Here are a few debts that can pay off in the long run:
The main draw of personal loans and similar financial products is the freedom bestowed upon the borrower regarding what they can use it for. This makes online installment loans and other short-term borrowing options potentially useful in the preservation of a home, repair of a vehicle, or purchase of equipment used to earn money. What these and similar examples demonstrate is the way in which a personal loan can enable someone to protect assets as well as generate income, both of which have the potential for a strong return on investment down the road. At the same time, the freedom of personal loans runs the risk of irresponsible usage. By spending the money on a vacation or new clothes, borrowers are not using it to attain financial security and instead are finding themselves deeper in debt.
There are two types of mortgages that can pay off with financial freedom over time. Taking on a mortgage for a family home can be a great way to build equity over time. The house will effectively become a forced savings account, and homeowners can hopefully be able to downsize after retirement and access some cash. It can also be a good idea to borrow for rental homes. As long as the home or apartment complex remains rented, the tenants will pay off the mortgage for the borrower. After the mortgage is paid off, the monthly rent will largely just go toward improving the financial situation of the owner. He or she can continue to collect rent checks or sell the homes and pocket the proceeds.
Would-be entrepreneurs might have great ideas. What they frequently lack, however, is money. This is where a small business loan or a strategic credit card application can provide a quick infusion of capital that can take the small business from an idea to a reality. As long as the business can bring in enough cash to pay the bills, the dream can stay alive. The biggest risk is a lack of revenue that can make it difficult to pay the bills off.
A final way that debt can pay off to financial freedom is through taking on student loans. Ideally, people will be able to cash flow an education. This is not possible for many people, especially those who want to get professional degrees. Those who earn a JD or an MD will likely benefit through higher earnings so a student loan can be an investment for these people.
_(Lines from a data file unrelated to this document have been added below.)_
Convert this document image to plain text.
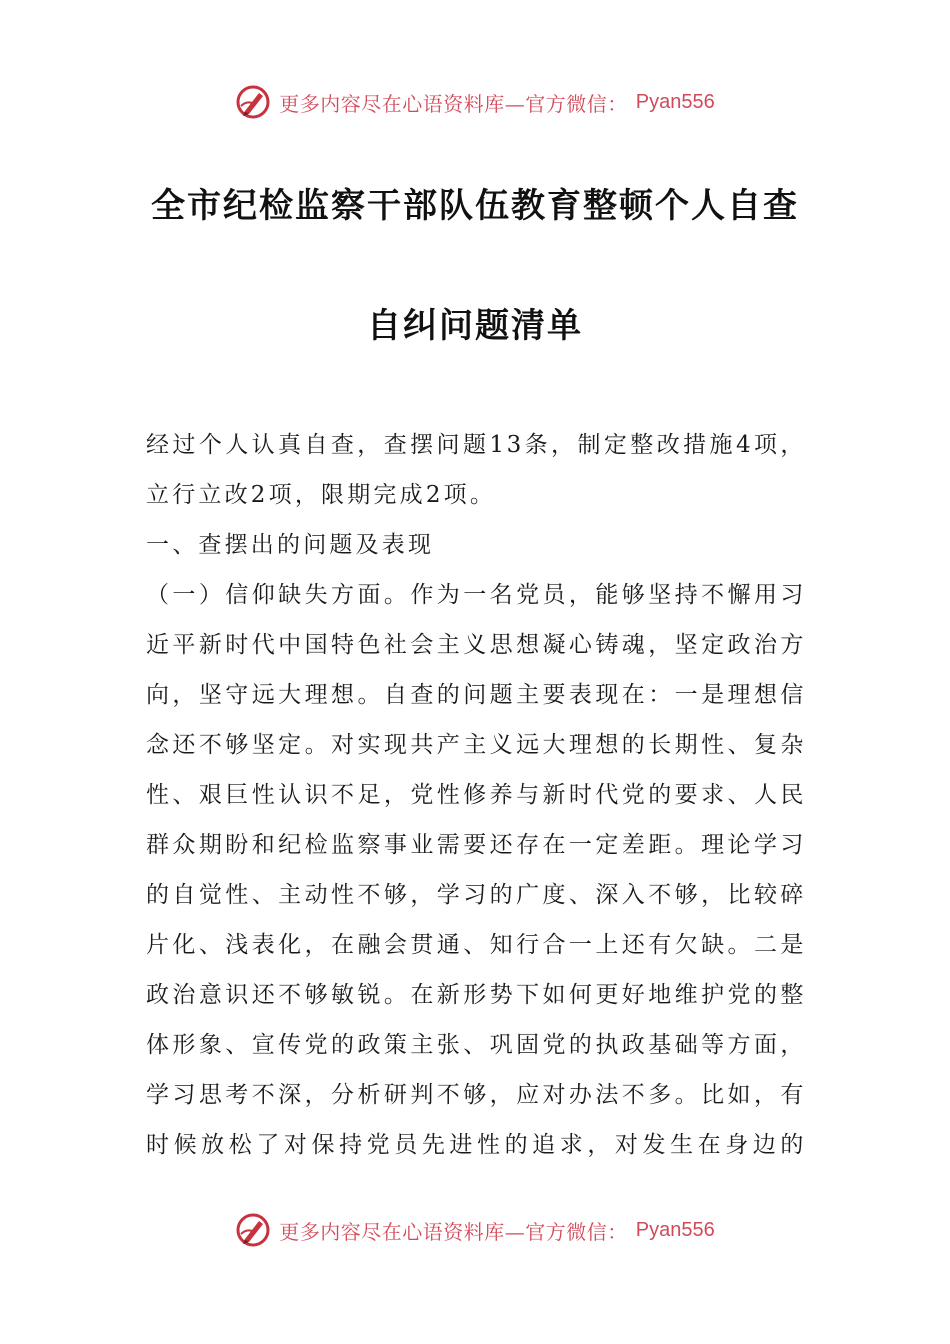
更多内容尽在心语资料库—官方微信： Pyan556
全市纪检监察干部队伍教育整顿个人自查
自纠问题清单
经过个人认真自查，查摆问题13条，制定整改措施4项，
立行立改2项，限期完成2项。
一、查摆出的问题及表现
（一）信仰缺失方面。作为一名党员，能够坚持不懈用习
近平新时代中国特色社会主义思想凝心铸魂，坚定政治方
向，坚守远大理想。自查的问题主要表现在：一是理想信
念还不够坚定。对实现共产主义远大理想的长期性、复杂
性、艰巨性认识不足，党性修养与新时代党的要求、人民
群众期盼和纪检监察事业需要还存在一定差距。理论学习
的自觉性、主动性不够，学习的广度、深入不够，比较碎
片化、浅表化，在融会贯通、知行合一上还有欠缺。二是
政治意识还不够敏锐。在新形势下如何更好地维护党的整
体形象、宣传党的政策主张、巩固党的执政基础等方面，
学习思考不深，分析研判不够，应对办法不多。比如，有
时候放松了对保持党员先进性的追求，对发生在身边的
更多内容尽在心语资料库—官方微信： Pyan556
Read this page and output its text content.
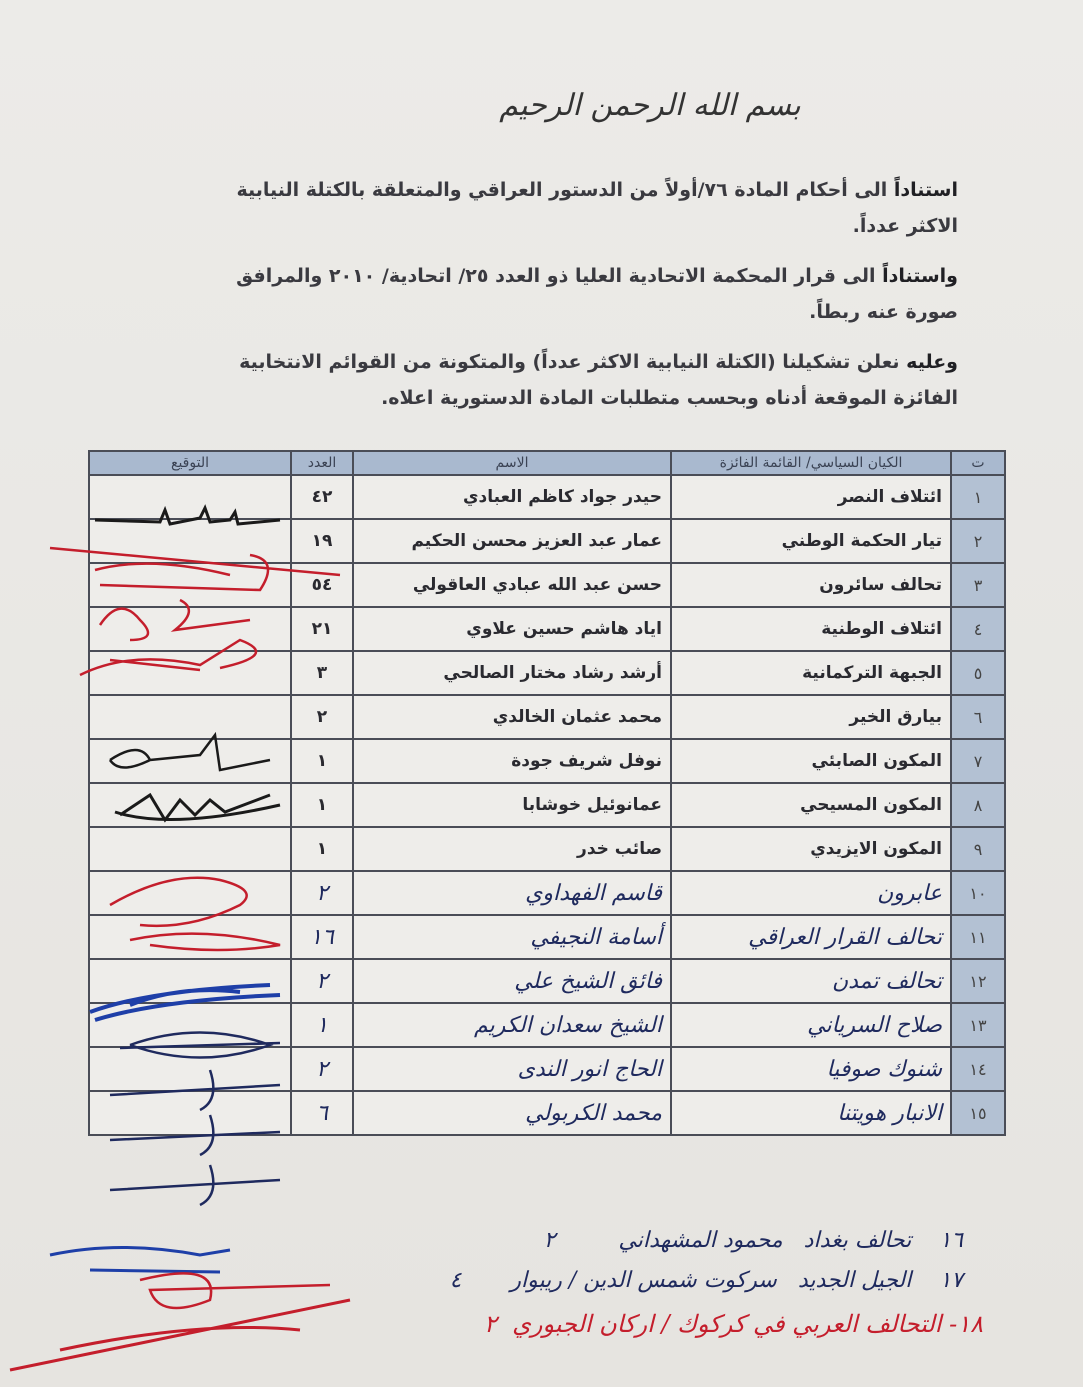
بسم الله الرحمن الرحيم
استناداً الى أحكام المادة ٧٦/أولاً من الدستور العراقي والمتعلقة بالكتلة النيابية الاكثر عدداً.
واستناداً الى قرار المحكمة الاتحادية العليا ذو العدد ٢٥/ اتحادية/ ٢٠١٠ والمرافق صورة عنه ربطاً.
وعليه نعلن تشكيلنا (الكتلة النيابية الاكثر عدداً) والمتكونة من القوائم الانتخابية الفائزة الموقعة أدناه وبحسب متطلبات المادة الدستورية اعلاه.
ت	الكيان السياسي/ القائمة الفائزة	الاسم	العدد	التوقيع
١	ائتلاف النصر	حيدر جواد كاظم العبادي	٤٢	
٢	تيار الحكمة الوطني	عمار عبد العزيز محسن الحكيم	١٩	
٣	تحالف سائرون	حسن عبد الله عبادي العاقولي	٥٤	
٤	ائتلاف الوطنية	اياد هاشم حسين علاوي	٢١	
٥	الجبهة التركمانية	أرشد رشاد مختار الصالحي	٣	
٦	بيارق الخير	محمد عثمان الخالدي	٢	
٧	المكون الصابئي	نوفل شريف جودة	١	
٨	المكون المسيحي	عمانوئيل خوشابا	١	
٩	المكون الايزيدي	صائب خدر	١	
١٠	عابرون	قاسم الفهداوي	٢	
١١	تحالف القرار العراقي	أسامة النجيفي	١٦	
١٢	تحالف تمدن	فائق الشيخ علي	٢	
١٣	صلاح السرياني	الشيخ سعدان الكريم	١	
١٤	شنوك صوفيا	الحاج انور الندى	٢	
١٥	الانبار هويتنا	محمد الكربولي	٦	
١٦    تحالف بغداد   محمود المشهداني         ٢
١٧    الجيل الجديد   سركوت شمس الدين / ريبوار       ٤
١٨- التحالف العربي في كركوك / اركان الجبوري  ٢
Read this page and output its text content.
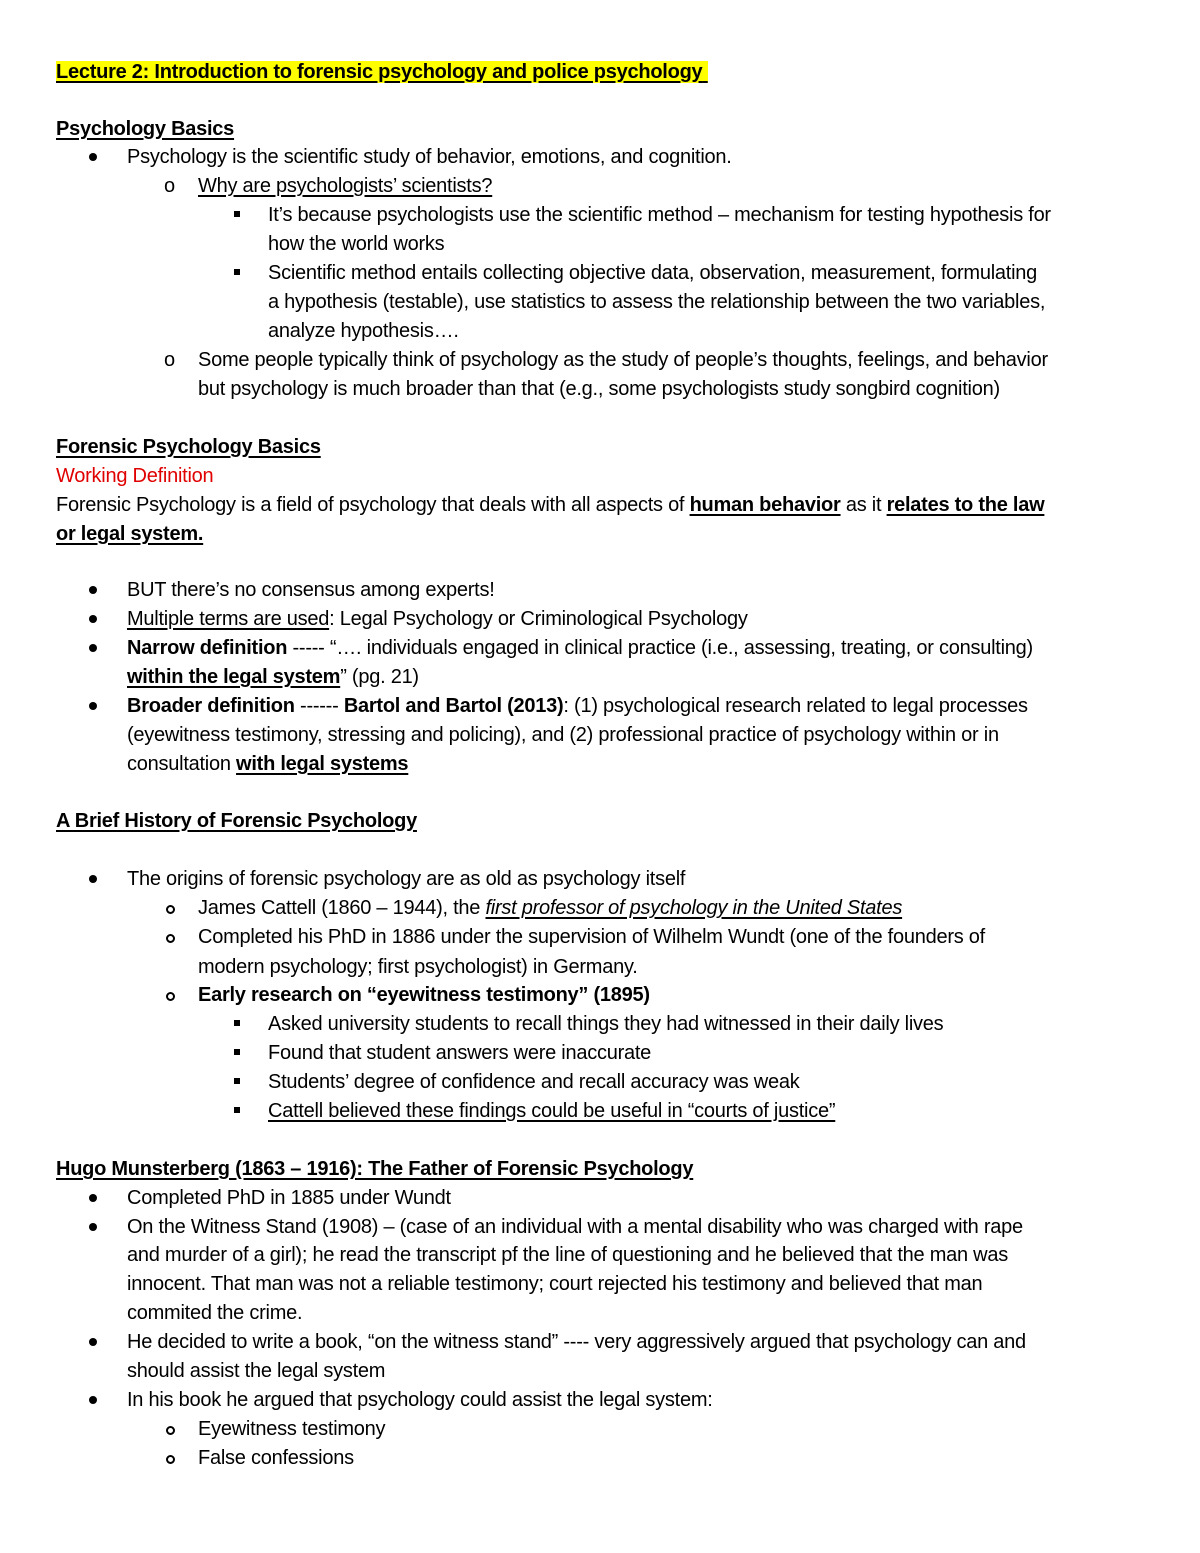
Lecture 2: Introduction to forensic psychology and police psychology
Psychology Basics
Psychology is the scientific study of behavior, emotions, and cognition.
o Why are psychologists’ scientists?
It’s because psychologists use the scientific method – mechanism for testing hypothesis for
how the world works
Scientific method entails collecting objective data, observation, measurement, formulating
a hypothesis (testable), use statistics to assess the relationship between the two variables,
analyze hypothesis….
o Some people typically think of psychology as the study of people’s thoughts, feelings, and behavior
but psychology is much broader than that (e.g., some psychologists study songbird cognition)
Forensic Psychology Basics
Working Definition
Forensic Psychology is a field of psychology that deals with all aspects of human behavior as it relates to the law
or legal system.
BUT there’s no consensus among experts!
Multiple terms are used: Legal Psychology or Criminological Psychology
Narrow definition ----- “…. individuals engaged in clinical practice (i.e., assessing, treating, or consulting)
within the legal system” (pg. 21)
Broader definition ------ Bartol and Bartol (2013): (1) psychological research related to legal processes
(eyewitness testimony, stressing and policing), and (2) professional practice of psychology within or in
consultation with legal systems
A Brief History of Forensic Psychology
The origins of forensic psychology are as old as psychology itself
James Cattell (1860 – 1944), the first professor of psychology in the United States
Completed his PhD in 1886 under the supervision of Wilhelm Wundt (one of the founders of
modern psychology; first psychologist) in Germany.
Early research on “eyewitness testimony” (1895)
Asked university students to recall things they had witnessed in their daily lives
Found that student answers were inaccurate
Students’ degree of confidence and recall accuracy was weak
Cattell believed these findings could be useful in “courts of justice”
Hugo Munsterberg (1863 – 1916): The Father of Forensic Psychology
Completed PhD in 1885 under Wundt
On the Witness Stand (1908) – (case of an individual with a mental disability who was charged with rape
and murder of a girl); he read the transcript pf the line of questioning and he believed that the man was
innocent. That man was not a reliable testimony; court rejected his testimony and believed that man
commited the crime.
He decided to write a book, “on the witness stand” ---- very aggressively argued that psychology can and
should assist the legal system
In his book he argued that psychology could assist the legal system:
Eyewitness testimony
False confessions
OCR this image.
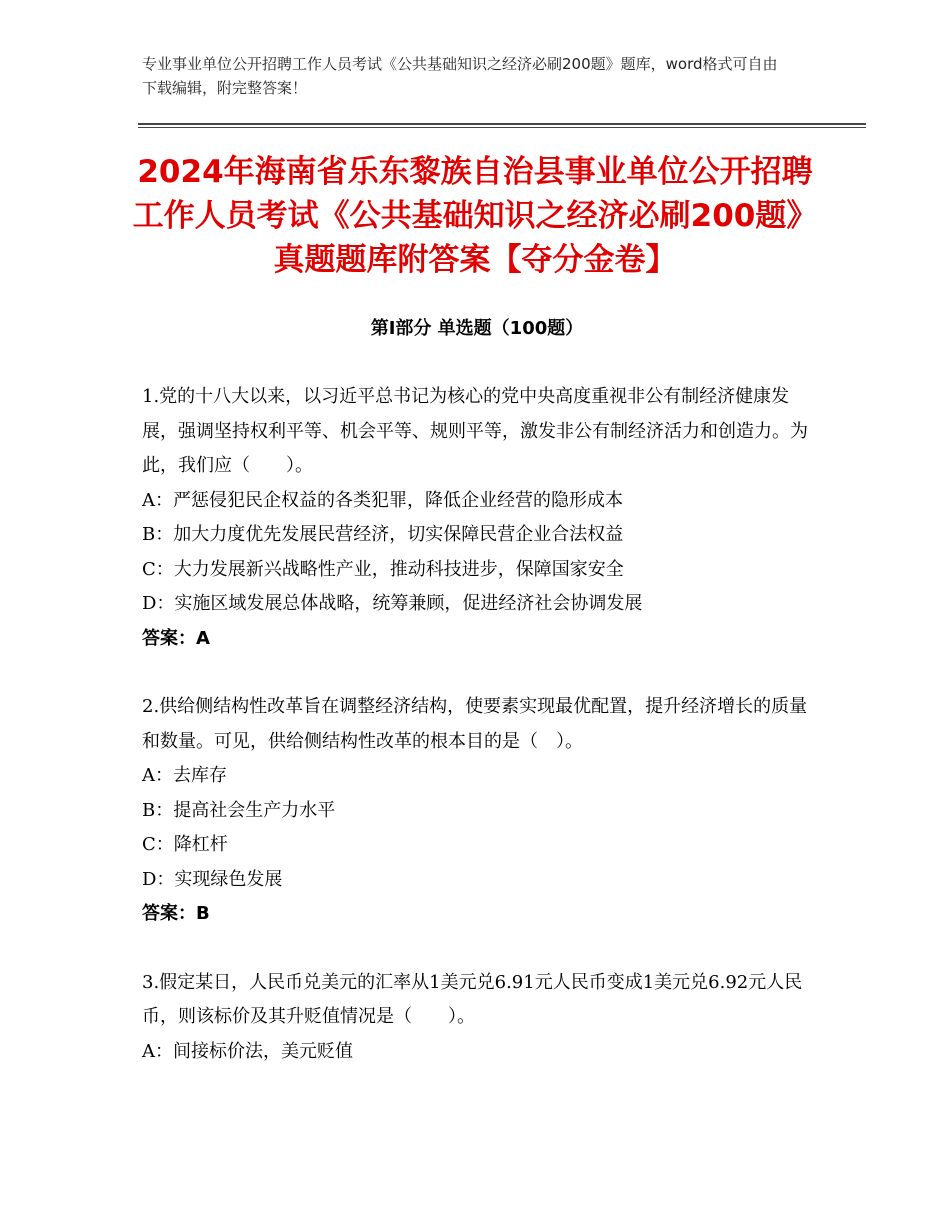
专业事业单位公开招聘工作人员考试《公共基础知识之经济必刷200题》题库，word格式可自由下载编辑，附完整答案！
2024年海南省乐东黎族自治县事业单位公开招聘工作人员考试《公共基础知识之经济必刷200题》真题题库附答案【夺分金卷】
第I部分 单选题（100题）

1.党的十八大以来，以习近平总书记为核心的党中央高度重视非公有制经济健康发展，强调坚持权利平等、机会平等、规则平等，激发非公有制经济活力和创造力。为此，我们应（　　）。

A：严惩侵犯民企权益的各类犯罪，降低企业经营的隐形成本

B：加大力度优先发展民营经济，切实保障民营企业合法权益

C：大力发展新兴战略性产业，推动科技进步，保障国家安全

D：实施区域发展总体战略，统筹兼顾，促进经济社会协调发展

答案：A

2.供给侧结构性改革旨在调整经济结构，使要素实现最优配置，提升经济增长的质量和数量。可见，供给侧结构性改革的根本目的是（　）。

A：去库存

B：提高社会生产力水平

C：降杠杆

D：实现绿色发展

答案：B

3.假定某日，人民币兑美元的汇率从1美元兑6.91元人民币变成1美元兑6.92元人民币，则该标价及其升贬值情况是（　　）。

A：间接标价法，美元贬值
One of the risks of borrowing with student loans is the possibility that a good job will not come, and the loans cannot be discharged in bankruptcy. The borrowers are basically stuck with a growing debt at that point.
Not all debts are created equal. Purchasing a new pair of shoes or a handbag on credit for a couple hundred dollars is not a good idea. On the other hand, borrowing for a house or higher education can really pay off. A good rule of thumb is only to borrow to make money, not to spend money.